Temporal orientation is crucial for our daily functioning, allowing us to keep track of appointments, remember important events, and maintain a sense of routine and normalcy in our lives.

(3) Semantic memory refers to our understanding of general facts and information about the world. It’s like a mental encyclopaedia, storing knowledge that isn’t tied to specific personal experiences. This includes things like knowing what a cat is, understanding the concept of gravity, or recalling that Paris is the capital of France.

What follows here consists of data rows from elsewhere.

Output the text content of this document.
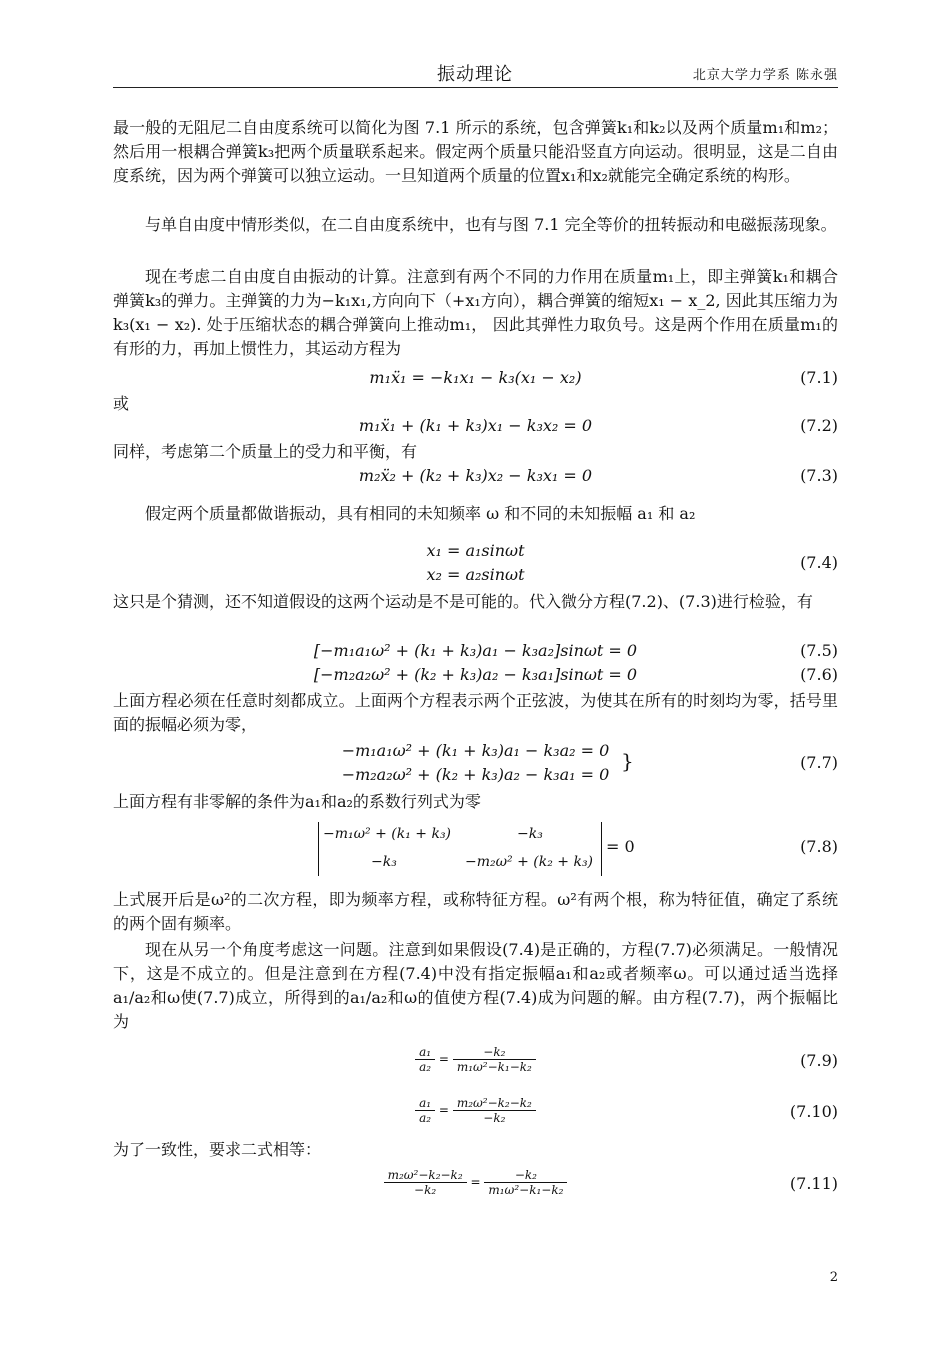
振动理论	北京大学力学系 陈永强
最一般的无阻尼二自由度系统可以简化为图 7.1 所示的系统，包含弹簧k₁和k₂以及两个质量m₁和m₂；然后用一根耦合弹簧k₃把两个质量联系起来。假定两个质量只能沿竖直方向运动。很明显，这是二自由度系统，因为两个弹簧可以独立运动。一旦知道两个质量的位置x₁和x₂就能完全确定系统的构形。
与单自由度中情形类似，在二自由度系统中，也有与图 7.1 完全等价的扭转振动和电磁振荡现象。
现在考虑二自由度自由振动的计算。注意到有两个不同的力作用在质量m₁上，即主弹簧k₁和耦合弹簧k₃的弹力。主弹簧的力为−k₁x₁,方向向下（+x₁方向），耦合弹簧的缩短x₁ − x_2, 因此其压缩力为k₃(x₁ − x₂). 处于压缩状态的耦合弹簧向上推动m₁， 因此其弹性力取负号。这是两个作用在质量m₁的有形的力，再加上惯性力，其运动方程为
m₁ẍ₁ = −k₁x₁ − k₃(x₁ − x₂)	(7.1)
或
m₁ẍ₁ + (k₁ + k₃)x₁ − k₃x₂ = 0	(7.2)
同样，考虑第二个质量上的受力和平衡，有
m₂ẍ₂ + (k₂ + k₃)x₂ − k₃x₁ = 0	(7.3)
假定两个质量都做谐振动，具有相同的未知频率 ω 和不同的未知振幅 a₁ 和 a₂
x₁ = a₁sinωt
x₂ = a₂sinωt
(7.4)
这只是个猜测，还不知道假设的这两个运动是不是可能的。代入微分方程(7.2)、(7.3)进行检验，有
[−m₁a₁ω² + (k₁ + k₃)a₁ − k₃a₂]sinωt = 0	(7.5)
[−m₂a₂ω² + (k₂ + k₃)a₂ − k₃a₁]sinωt = 0	(7.6)
上面方程必须在任意时刻都成立。上面两个方程表示两个正弦波，为使其在所有的时刻均为零，括号里面的振幅必须为零，
−m₁a₁ω² + (k₁ + k₃)a₁ − k₃a₂ = 0
−m₂a₂ω² + (k₂ + k₃)a₂ − k₃a₁ = 0
}	(7.7)
上面方程有非零解的条件为a₁和a₂的系数行列式为零
−m₁ω² + (k₁ + k₃)	−k₃
−k₃	−m₂ω² + (k₂ + k₃)
= 0	(7.8)
上式展开后是ω²的二次方程，即为频率方程，或称特征方程。ω²有两个根，称为特征值，确定了系统的两个固有频率。
现在从另一个角度考虑这一问题。注意到如果假设(7.4)是正确的，方程(7.7)必须满足。一般情况下，这是不成立的。但是注意到在方程(7.4)中没有指定振幅a₁和a₂或者频率ω。可以通过适当选择a₁/a₂和ω使(7.7)成立，所得到的a₁/a₂和ω的值使方程(7.4)成为问题的解。由方程(7.7)，两个振幅比为
$\frac{\text{a₁}}{\text{a₂}} = \frac{\text{−k₂}}{\text{m₁ω²−k₁−k₂}}$	(7.9)
$\frac{\text{a₁}}{\text{a₂}} = \frac{\text{m₂ω²−k₂−k₂}}{\text{−k₂}}$	(7.10)
为了一致性，要求二式相等：
$\frac{\text{m₂ω²−k₂−k₂}}{\text{−k₂}} = \frac{\text{−k₂}}{\text{m₁ω²−k₁−k₂}}$	(7.11)
2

Imagine you’re playing a quiz game with friends. A question pops up: “What is the largest planet in our solar system?” Without hesitation, you answer, “Jupiter.” This ability to recall factual information that you’ve learned over time, not linked to a personal experience but part of your general knowledge, is an example of semantic memory in action. It’s not about remembering the first time you learned about Jupiter; it’s about knowing the fact itself.

Semantic memory is essential for our interaction with the world. It allows us to understand concepts, communicate effectively, and engage in various intellectual activities.